La otra víctima silenciosa es el saber teórico y aplicado. Si se reduce al profesor universitario a la condición de “dictante clase”, ¿en qué momento tendrá tiempo para producir conocimiento? ¿Cómo se espera que el maestro universitario pueda crear saber si su esfuerzo está orientado a ganarse la vida acumulando y acumulando horas de enseñanza? He ahí una de las razones (no la única) porque la universidad peruana se encuentra particularmente rezagada respecto de otras experiencias universitarias de Latinoamérica y del mundo. Es casi imposible formular conocimientos nuevos si no hay condiciones materiales e institucionales para dicha formulación.
De ahí que sea una insensatez pretender que el profesor universitario pueda investigar con tranquilidad bajo esas condiciones de explotación. La indagación académica requiere de un ecosistema que le sea propicio: tiempo para investigar, contactos académicos a nivel local e internacional, participación en simposios y congresos, acceso a revistas, posibilidades para escribir y publicar. Todo ello le permite al catedrático evaluar su propio desempeño intelectual y contrastarlo con otras experiencias. Ciertamente, si un profesor universitario tiene el tiempo y el espacio para producir saberes, su incidencia positiva en el aula será mucho mayor.
Pero los “apóstoles” de la universidad empresa, insisten -con ingenuidad- que, bajo la presión explotadora, el profesor universitario está en condiciones de producir conocimiento.
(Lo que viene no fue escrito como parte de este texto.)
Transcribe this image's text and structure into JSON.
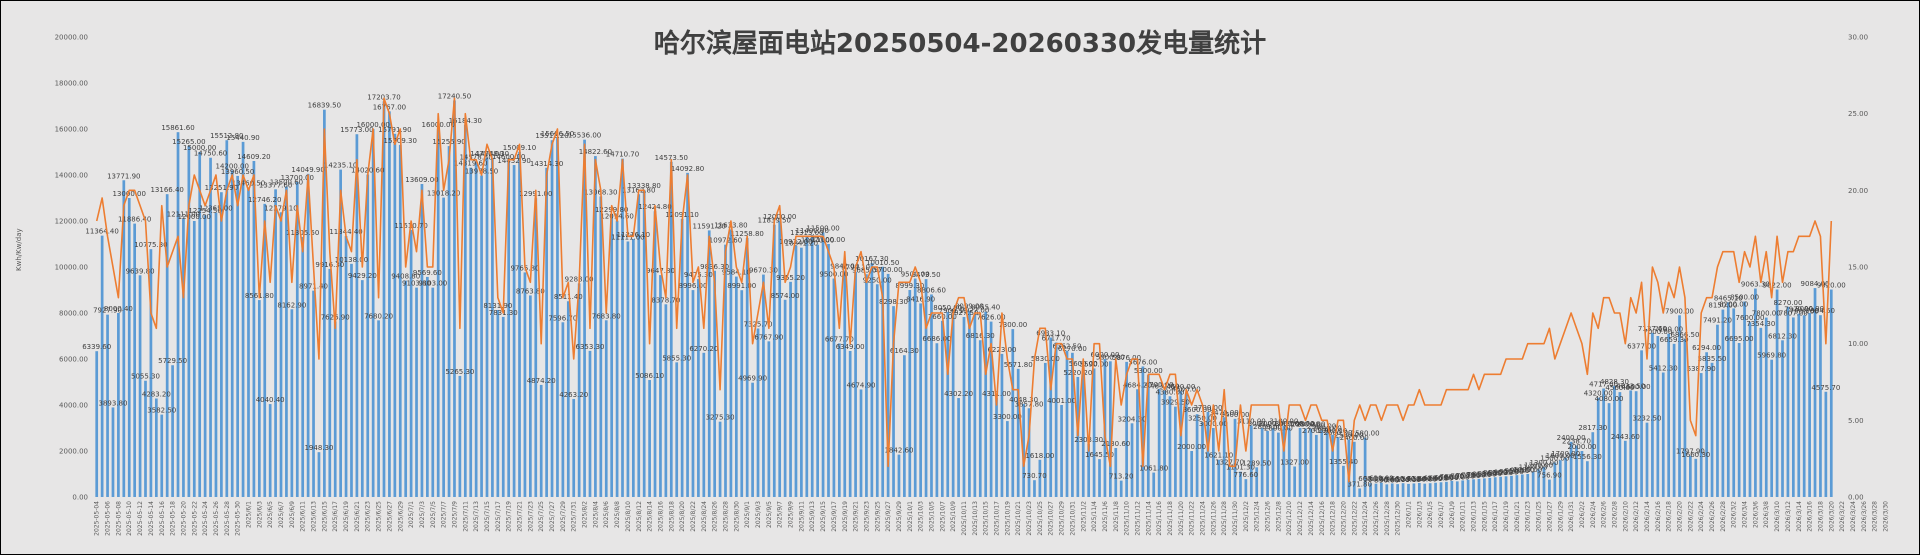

O que, atiborrando las aulas de alumnos, la calidad de la institución universitaria es posible bajo determinadas técnicas pedagógicas, bastante elementales. Bajo premisas antiacadémicas, desconocen la seriedad y profundidad de lo que está en juego en la universidad. Estos “apóstoles” no se dan cuenta que, en la vida universitaria, en términos transversales, se define el futuro de un país.
La institución universitaria peruana, en su gran mayoría, no está dirigida por un cuerpo académico de científicos y de humanistas. Más bien es conducida por profesionales con algunos niveles de instrucción, pero carentes de una visión intelectual de la universidad. Esa limitación no les permite asumir la gravedad de la situación de los egresados de la peor secundaria del hemisferio occidental. Tampoco les permite entender que solo un claustro de docentes, formado en una perspectiva amplia y compleja del saber, eleva la condición académica de los estudiantes. Asimismo, esa enorme limitación formativa, les lleva a considerar al catedrático como un operario, que debe ser explotado en términos de rendimiento económico. Mientras esta situación persista la “muerte académica” de nuestro país seguirá siendo un tópico común.